Agro Central again emerged tops, winning an Investment Readiness award when the World Bank, its global entrepreneurship program infoDev, and the University of the West Indies (UWI) launched the Caribbean Mobile Innovation Program (CMIP) in Jamaica on June 10. AgroCentral won an all expense paid trip to the international Startup Festival. Two equal runners-up from Trinidad and Tobago and Jamaica will have partial expenses paid to the event.

"We at Connectimass Foundation are very happy about Agrocentral's progress since winning our first Startup Weekend Jamaica last October," said Ingrid Riley, founder of Connectimass, who organised the inaugural SWJA event.

"Since they won, they are being coached by one of our amazing assigned mentors Arthur Phidd, a Jamaican serial entrepreneur who lives in USA and does business in Jamaica, Trinidad and China. He has marshalled them through so many processes in making them a better team and startup. I am not surprised that they won the CMIP Investment Readiness award: they are a smart, passionate, driven team that's very focused on being a Caribbean startup success story. We are happy to be playing a role in their acceleration process."

"The entrepreneurs at today’s launch, show that many of the problems being solved by our mobile apps and IT talent are not just regional ones, but global as well.
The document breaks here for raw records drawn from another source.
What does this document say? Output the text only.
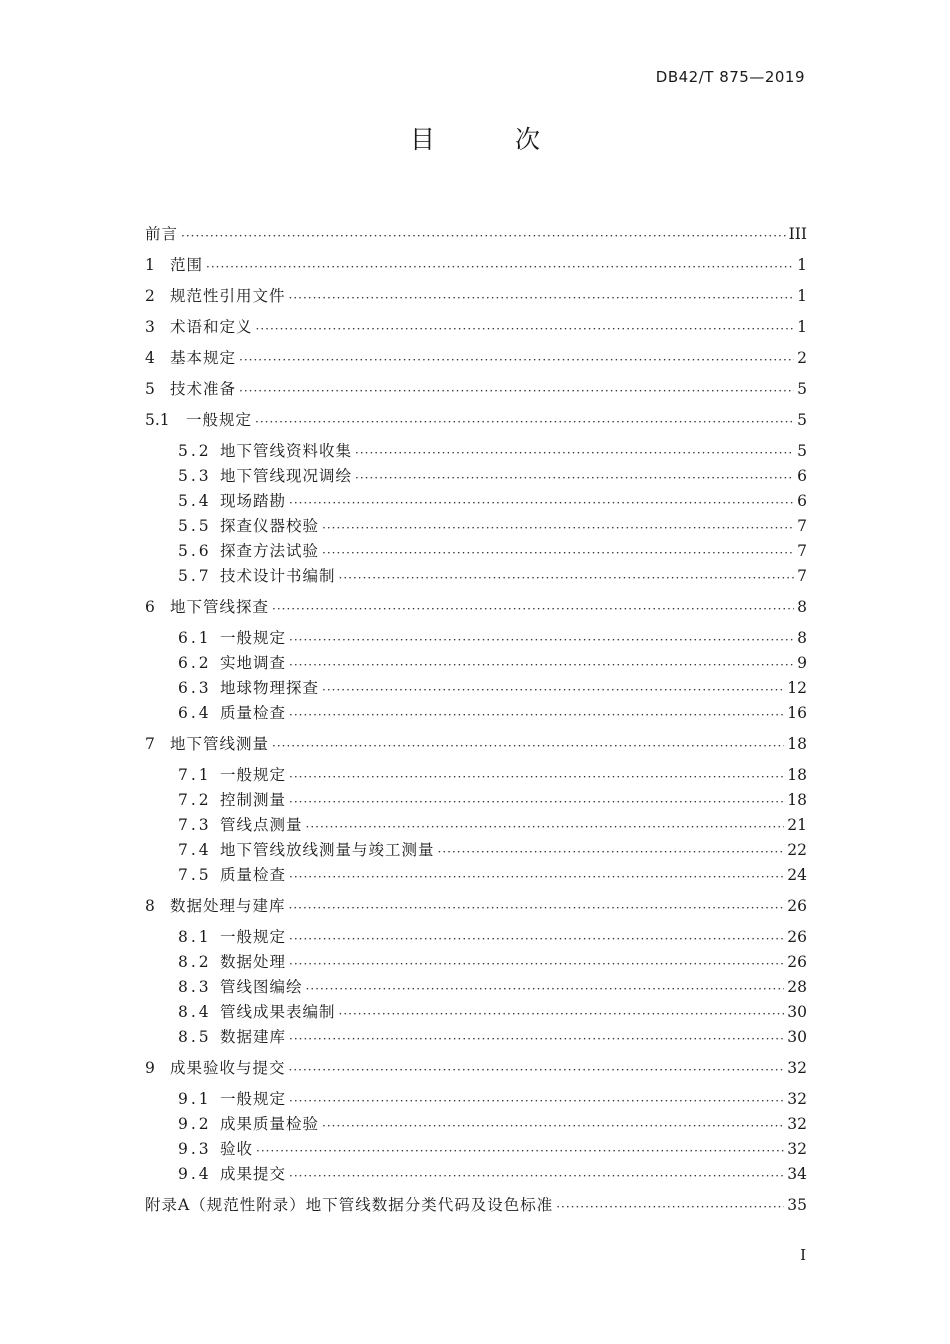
DB42/T 875—2019
目 次
前言 ·····	III
1 范围 ·····	1
2 规范性引用文件 ·····	1
3 术语和定义 ·····	1
4 基本规定 ·····	2
5 技术准备 ·····	5
5.1	一般规定 ·····	5
5.2 地下管线资料收集 ·····	5
5.3 地下管线现况调绘 ·····	6
5.4 现场踏勘 ·····	6
5.5 探查仪器校验 ·····	7
5.6 探查方法试验 ·····	7
5.7 技术设计书编制 ·····	7
6 地下管线探查 ·····	8
6.1 一般规定 ·····	8
6.2 实地调查 ·····	9
6.3 地球物理探查 ·····	12
6.4 质量检查 ·····	16
7 地下管线测量 ·····	18
7.1 一般规定 ·····	18
7.2 控制测量 ·····	18
7.3 管线点测量 ·····	21
7.4 地下管线放线测量与竣工测量 ·····	22
7.5 质量检查 ·····	24
8 数据处理与建库 ·····	26
8.1 一般规定 ·····	26
8.2 数据处理 ·····	26
8.3 管线图编绘 ·····	28
8.4 管线成果表编制 ·····	30
8.5 数据建库 ·····	30
9 成果验收与提交 ·····	32
9.1 一般规定 ·····	32
9.2 成果质量检验 ·····	32
9.3 验收 ·····	32
9.4 成果提交 ·····	34
附录A（规范性附录）地下管线数据分类代码及设色标准 ·····	35
I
That's why collaboration is so important,” said Julian Robinson, Jamaica’s minister of State of Science, Technology, Energy and Mining.
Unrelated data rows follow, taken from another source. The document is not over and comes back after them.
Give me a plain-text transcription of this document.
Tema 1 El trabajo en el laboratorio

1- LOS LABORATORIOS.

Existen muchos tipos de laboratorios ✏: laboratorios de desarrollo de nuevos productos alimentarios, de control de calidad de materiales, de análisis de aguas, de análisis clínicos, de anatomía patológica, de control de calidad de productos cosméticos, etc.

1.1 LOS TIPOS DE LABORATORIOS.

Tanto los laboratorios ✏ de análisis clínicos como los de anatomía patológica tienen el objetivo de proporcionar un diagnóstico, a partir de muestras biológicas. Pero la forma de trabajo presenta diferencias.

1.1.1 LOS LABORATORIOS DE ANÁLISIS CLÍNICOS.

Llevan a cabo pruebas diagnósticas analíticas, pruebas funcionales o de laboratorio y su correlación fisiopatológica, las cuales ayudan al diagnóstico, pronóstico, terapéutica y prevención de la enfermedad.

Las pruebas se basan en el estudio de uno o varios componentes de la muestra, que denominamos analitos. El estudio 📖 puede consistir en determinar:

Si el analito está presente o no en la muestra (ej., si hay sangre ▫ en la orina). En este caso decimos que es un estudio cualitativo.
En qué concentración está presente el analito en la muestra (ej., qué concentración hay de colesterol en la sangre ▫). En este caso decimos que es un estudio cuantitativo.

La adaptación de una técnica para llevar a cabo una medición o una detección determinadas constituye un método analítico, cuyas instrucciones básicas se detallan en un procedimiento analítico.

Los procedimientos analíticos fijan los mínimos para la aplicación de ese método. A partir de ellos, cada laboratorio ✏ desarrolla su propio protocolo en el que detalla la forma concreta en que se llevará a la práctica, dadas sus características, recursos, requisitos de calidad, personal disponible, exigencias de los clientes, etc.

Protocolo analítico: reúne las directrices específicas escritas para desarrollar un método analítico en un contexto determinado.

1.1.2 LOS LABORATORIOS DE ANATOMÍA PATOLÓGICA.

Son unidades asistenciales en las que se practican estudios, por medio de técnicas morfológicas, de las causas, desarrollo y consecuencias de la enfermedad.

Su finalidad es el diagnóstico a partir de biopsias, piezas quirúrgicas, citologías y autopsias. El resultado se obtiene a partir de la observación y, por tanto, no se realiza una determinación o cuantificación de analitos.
CMIP is new partnership to recruit and nurture the next generation of talented mobile entrepreneurs in the Caribbean. The program is a regional initiative executed by the UWI Consortium under the Entrepreneurship Program for Innovation in the Caribbean (EPIC), and funded by the Government of Canada.

"Innovation and entrepreneurship are key drivers for growth. This initiative is part of our efforts to create the right eco-system for young talents in the region to be investment ready and start new businesses that will create value-added jobs," said World Bank Director for the Caribbean, Sophie Sirtaine.